C’est bien sûr totalement contraire au droit du travail - et aux droits de l’homme dans sa liberté de conscience.
C’est aussi aberrant dans un enseignement privé subventionné à plus de 80% par l’Etat, dont les maîtres sont totalement payés et contrôlés par ce même Etat,et dont les élèves viennent à moins de 7% pour un motif religieux (dont beaucoup issus d’autres religions ... ou athées).

Ceci est à rapprocher d’un discours qui resurgit sur le « rôle d’évangélisation de l’enseignement catholique ».

En juin 2005, une candidate au concours de professeur des écoles dans le privé (comme candidate externe, sans passage par la 1e année de CFP) reçoit le relevé de note du Rectorat la déclarant admise.

Comme le fixe la loi, il lui faut obtenir un contrat provisoire avec une école comme stagiaire 2e année au CFP. Mais, suite à sa demande, la Direction diocésaine la convoque devant une commission pour obtenir un « accord de l’enseignement catholique (agrément) » défini comme suit dans le « SitEcoles (UNAPEC) » : « il porte sur l’adhésion du candidat au projet des établissements catholiques d’enseignement ... »
Cet « accord » n’est défini légalement nulle part.

En fait, l’entretien (et un questionnaire préalable) porte principalement sur sa pratique religieuse et son « engagement » en faveur de l’enseignement catholique.

Quelques questions :

 Quel est votre parcours scolaire (en précisant s’il s’agit d’une scolarité dans le public ou le privé) ?
 Comment vous situez-vous par rapport à la croyance en Dieu ? Quelle est la mission de chaque chrétien ?
 Avez-vous participé ou participez-vous encore à des mouvements d’Eglise ...
 Etes-vous prêt à participer à des manifestations pastorales ? (En insistant qu’il y aura des messes avec, par conséquent, des prières !!)
 Si vous aviez un enfant qui remettait en cause l’existence de Dieu, que feriez-vous ? Quelle sera votre démarche ?
 Quelle est d’après vous la raison d’être de l’Enseignement Catholique ? Sur quoi repose son projet ? ... Considérez-vous que ce choix vous engage ?

La candidate a répondu honnêtement, sans cacher son cursus uniquement public et son absence de culture religieuse, et a été recalée sans motif explicite (oralement, il lui a été dit qu’elle n’avait pas le profil pour enseigner dans le privé catholique, mais que dans le public...).

La lettre qui lui annonçait la « perte du bénéfice du concours » était à entête du CFP, et signée des directeurs diocésains.
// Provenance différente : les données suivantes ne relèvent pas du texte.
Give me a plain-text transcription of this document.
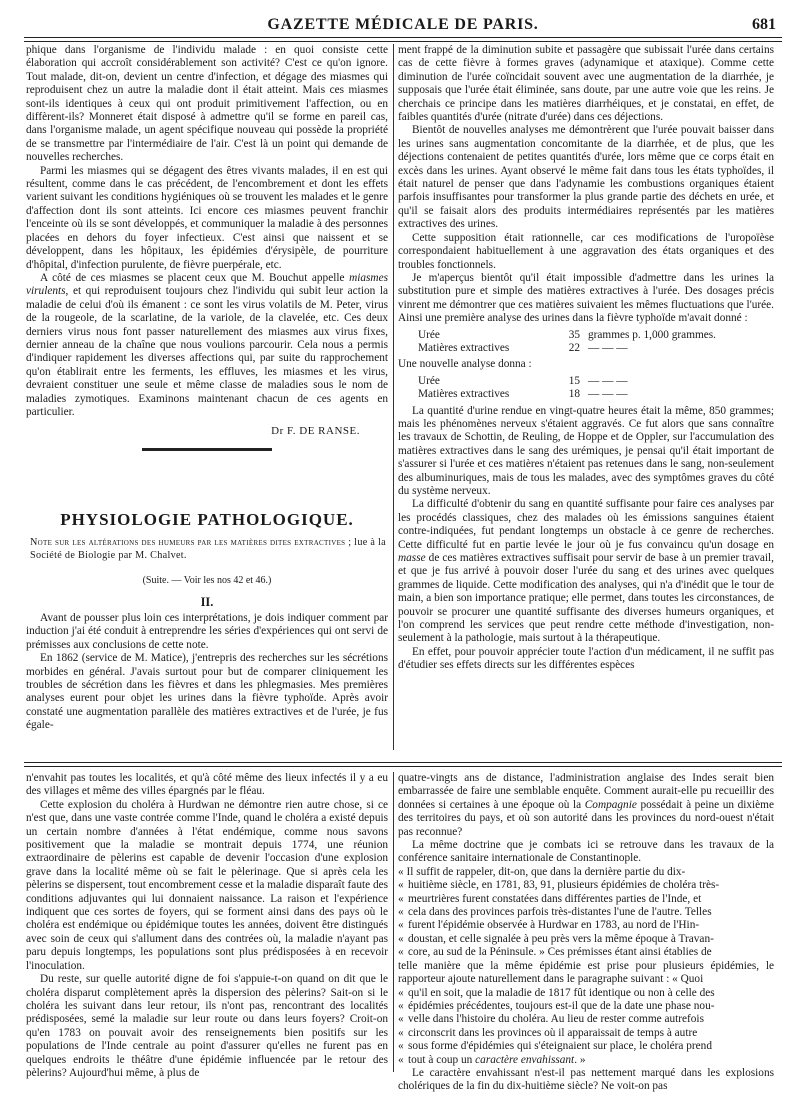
GAZETTE MÉDICALE DE PARIS.	681

phique dans l'organisme de l'individu malade : en quoi consiste cette élaboration qui accroît considérablement son activité? C'est ce qu'on ignore. Tout malade, dit-on, devient un centre d'infection, et dégage des miasmes qui reproduisent chez un autre la maladie dont il était atteint. Mais ces miasmes sont-ils identiques à ceux qui ont produit primitivement l'affection, ou en diffèrent-ils? Monneret était disposé à admettre qu'il se forme en pareil cas, dans l'organisme malade, un agent spécifique nouveau qui possède la propriété de se transmettre par l'intermédiaire de l'air. C'est là un point qui demande de nouvelles recherches.

Parmi les miasmes qui se dégagent des êtres vivants malades, il en est qui résultent, comme dans le cas précédent, de l'encombrement et dont les effets varient suivant les conditions hygiéniques où se trouvent les malades et le genre d'affection dont ils sont atteints. Ici encore ces miasmes peuvent franchir l'enceinte où ils se sont développés, et communiquer la maladie à des personnes placées en dehors du foyer infectieux. C'est ainsi que naissent et se développent, dans les hôpitaux, les épidémies d'érysipèle, de pourriture d'hôpital, d'infection purulente, de fièvre puerpérale, etc.

A côté de ces miasmes se placent ceux que M. Bouchut appelle miasmes virulents, et qui reproduisent toujours chez l'individu qui subit leur action la maladie de celui d'où ils émanent : ce sont les virus volatils de M. Peter, virus de la rougeole, de la scarlatine, de la variole, de la clavelée, etc. Ces deux derniers virus nous font passer naturellement des miasmes aux virus fixes, dernier anneau de la chaîne que nous voulions parcourir. Cela nous a permis d'indiquer rapidement les diverses affections qui, par suite du rapprochement qu'on établirait entre les ferments, les effluves, les miasmes et les virus, devraient constituer une seule et même classe de maladies sous le nom de maladies zymotiques. Examinons maintenant chacun de ces agents en particulier.

Dr F. DE RANSE.

PHYSIOLOGIE PATHOLOGIQUE.
Note sur les altérations des humeurs par les matières dites extractives ; lue à la Société de Biologie par M. Chalvet.
(Suite. — Voir les nos 42 et 46.)
II.

Avant de pousser plus loin ces interprétations, je dois indiquer comment par induction j'ai été conduit à entreprendre les séries d'expériences qui ont servi de prémisses aux conclusions de cette note.

En 1862 (service de M. Matice), j'entrepris des recherches sur les sécrétions morbides en général. J'avais surtout pour but de comparer cliniquement les troubles de sécrétion dans les fièvres et dans les phlegmasies. Mes premières analyses eurent pour objet les urines dans la fièvre typhoïde. Après avoir constaté une augmentation parallèle des matières extractives et de l'urée, je fus égale-

ment frappé de la diminution subite et passagère que subissait l'urée dans certains cas de cette fièvre à formes graves (adynamique et ataxique). Comme cette diminution de l'urée coïncidait souvent avec une augmentation de la diarrhée, je supposais que l'urée était éliminée, sans doute, par une autre voie que les reins. Je cherchais ce principe dans les matières diarrhéiques, et je constatai, en effet, de faibles quantités d'urée (nitrate d'urée) dans ces déjections.

Bientôt de nouvelles analyses me démontrèrent que l'urée pouvait baisser dans les urines sans augmentation concomitante de la diarrhée, et de plus, que les déjections contenaient de petites quantités d'urée, lors même que ce corps était en excès dans les urines. Ayant observé le même fait dans tous les états typhoïdes, il était naturel de penser que dans l'adynamie les combustions organiques étaient parfois insuffisantes pour transformer la plus grande partie des déchets en urée, et qu'il se faisait alors des produits intermédiaires représentés par les matières extractives des urines.

Cette supposition était rationnelle, car ces modifications de l'uropoïèse correspondaient habituellement à une aggravation des états organiques et des troubles fonctionnels.

Je m'aperçus bientôt qu'il était impossible d'admettre dans les urines la substitution pure et simple des matières extractives à l'urée. Des dosages précis vinrent me démontrer que ces matières suivaient les mêmes fluctuations que l'urée. Ainsi une première analyse des urines dans la fièvre typhoïde m'avait donné :

Urée	35 grammes p. 1,000 grammes.
Matières extractives	22 — — —

Une nouvelle analyse donna :

Urée	15 — — —
Matières extractives	18 — — —

La quantité d'urine rendue en vingt-quatre heures était la même, 850 grammes; mais les phénomènes nerveux s'étaient aggravés. Ce fut alors que sans connaître les travaux de Schottin, de Reuling, de Hoppe et de Oppler, sur l'accumulation des matières extractives dans le sang des urémiques, je pensai qu'il était important de s'assurer si l'urée et ces matières n'étaient pas retenues dans le sang, non-seulement des albuminuriques, mais de tous les malades, avec des symptômes graves du côté du système nerveux.

La difficulté d'obtenir du sang en quantité suffisante pour faire ces analyses par les procédés classiques, chez des malades où les émissions sanguines étaient contre-indiquées, fut pendant longtemps un obstacle à ce genre de recherches. Cette difficulté fut en partie levée le jour où je fus convaincu qu'un dosage en masse de ces matières extractives suffisait pour servir de base à un premier travail, et que je fus arrivé à pouvoir doser l'urée du sang et des urines avec quelques grammes de liquide. Cette modification des analyses, qui n'a d'inédit que le tour de main, a bien son importance pratique; elle permet, dans toutes les circonstances, de pouvoir se procurer une quantité suffisante des diverses humeurs organiques, et l'on comprend les services que peut rendre cette méthode d'investigation, non-seulement à la pathologie, mais surtout à la thérapeutique.

En effet, pour pouvoir apprécier toute l'action d'un médicament, il ne suffit pas d'étudier ses effets directs sur les différentes espèces

n'envahit pas toutes les localités, et qu'à côté même des lieux infectés il y a eu des villages et même des villes épargnés par le fléau.

Cette explosion du choléra à Hurdwan ne démontre rien autre chose, si ce n'est que, dans une vaste contrée comme l'Inde, quand le choléra a existé depuis un certain nombre d'années à l'état endémique, comme nous savons positivement que la maladie se montrait depuis 1774, une réunion extraordinaire de pèlerins est capable de devenir l'occasion d'une explosion grave dans la localité même où se fait le pèlerinage. Que si après cela les pèlerins se dispersent, tout encombrement cesse et la maladie disparaît faute des conditions adjuvantes qui lui donnaient naissance. La raison et l'expérience indiquent que ces sortes de foyers, qui se forment ainsi dans des pays où le choléra est endémique ou épidémique toutes les années, doivent être distingués avec soin de ceux qui s'allument dans des contrées où, la maladie n'ayant pas paru depuis longtemps, les populations sont plus prédisposées à en recevoir l'inoculation.

Du reste, sur quelle autorité digne de foi s'appuie-t-on quand on dit que le choléra disparut complètement après la dispersion des pèlerins? Sait-on si le choléra les suivant dans leur retour, ils n'ont pas, rencontrant des localités prédisposées, semé la maladie sur leur route ou dans leurs foyers? Croit-on qu'en 1783 on pouvait avoir des renseignements bien positifs sur les populations de l'Inde centrale au point d'assurer qu'elles ne furent pas en quelques endroits le théâtre d'une épidémie influencée par le retour des pèlerins? Aujourd'hui même, à plus de

quatre-vingts ans de distance, l'administration anglaise des Indes serait bien embarrassée de faire une semblable enquête. Comment aurait-elle pu recueillir des données si certaines à une époque où la Compagnie possédait à peine un dixième des territoires du pays, et où son autorité dans les provinces du nord-ouest n'était pas reconnue?

La même doctrine que je combats ici se retrouve dans les travaux de la conférence sanitaire internationale de Constantinople.

« Il suffit de rappeler, dit-on, que dans la dernière partie du dix-
« huitième siècle, en 1781, 83, 91, plusieurs épidémies de choléra très-
« meurtrières furent constatées dans différentes parties de l'Inde, et
« cela dans des provinces parfois très-distantes l'une de l'autre. Telles
« furent l'épidémie observée à Hurdwar en 1783, au nord de l'Hin-
« doustan, et celle signalée à peu près vers la même époque à Travan-
« core, au sud de la Péninsule. » Ces prémisses étant ainsi établies de

telle manière que la même épidémie est prise pour plusieurs épidémies, le rapporteur ajoute naturellement dans le paragraphe suivant : « Quoi

« qu'il en soit, que la maladie de 1817 fût identique ou non à celle des
« épidémies précédentes, toujours est-il que de la date une phase nou-
« velle dans l'histoire du choléra. Au lieu de rester comme autrefois
« circonscrit dans les provinces où il apparaissait de temps à autre
« sous forme d'épidémies qui s'éteignaient sur place, le choléra prend
« tout à coup un caractère envahissant. »

Le caractère envahissant n'est-il pas nettement marqué dans les explosions cholériques de la fin du dix-huitième siècle? Ne voit-on pas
Un candidat de la liste complémentaire a donc pris sa place...

Nous avons envoyé un courrier aux Ministère et Rectorat (appuyés d’appels téléphoniques aux responsables), précisant :

 le fait que le recteur est, de par la loi, seul organisateur du concours (or l’enseignement catholique usurpait cette prérogative puisque c’est lui qui prétendait décider de la « perte du bénéfice du concours ») ;

 la liste complémentaire n’est utilisable que s’il y a désistement ou « externement » (défini comme concernant les maîtres déjà contractuels ou ceux ayant déjà effectué des suppléances de plus d’un an, qui peuvent donc être dispensés d’une 2e année de formation). Ce n’était pas le cas, c’était donc là aussi un usage illégal ;

 le type de questions posées lors des entretiens constitue une discrimination à l’embauche sanctionnée par les codes du travail et pénal.

Suite à ses propres lettres, la direction l’a encore reconvoqué pour un entretien « d’appel », aboutissant au même refus.

Mais, trois jours plus tard, un directeur d’école lui a annoncé qu’elle était affectée dans son école par la direction diocésaine ...

Entre temps était en effet intervenu le Ministère pour rappeler à l’ordre la direction diocésaine, laquelle a aussitôt obtempéré. L’argument invoqué par le Ministère est le fait que les résultats du concours ne peuvent pas être remis en cause (soit le 1e argument que nous avions invoqué), mais il est certain qu’ils ont aussi pris peur face à la menace d’une action sur la discrimination religieuse.

Ce cas n’est pas isolé : 4 équipes du SUNDEP ont eu à défendre des « non-conformes » à Lyon, Paris, Créteil, Toulouse (dans ce dernier cas, pour 10 éliminés !), à chaque fois avec succès, ce qui témoigne d’une efficacité... mais aussi du caractère totalement illégal de ces discriminations.

Les candidats s’adaptent à l’hypocrisie ambiante (des listes de réponses type circuleraient auprès des candidats dans le secondaire ...), mais pas tous, notamment ceux victimes d’un parcours scolaire et d’emploi trop lisible, d’un nom à consonance maghrébine...

Si vous connaissez des personnes victimes de ces agissements, nous vous demandons de nous transmettre leurs témoignages (notamment sur le forum du site).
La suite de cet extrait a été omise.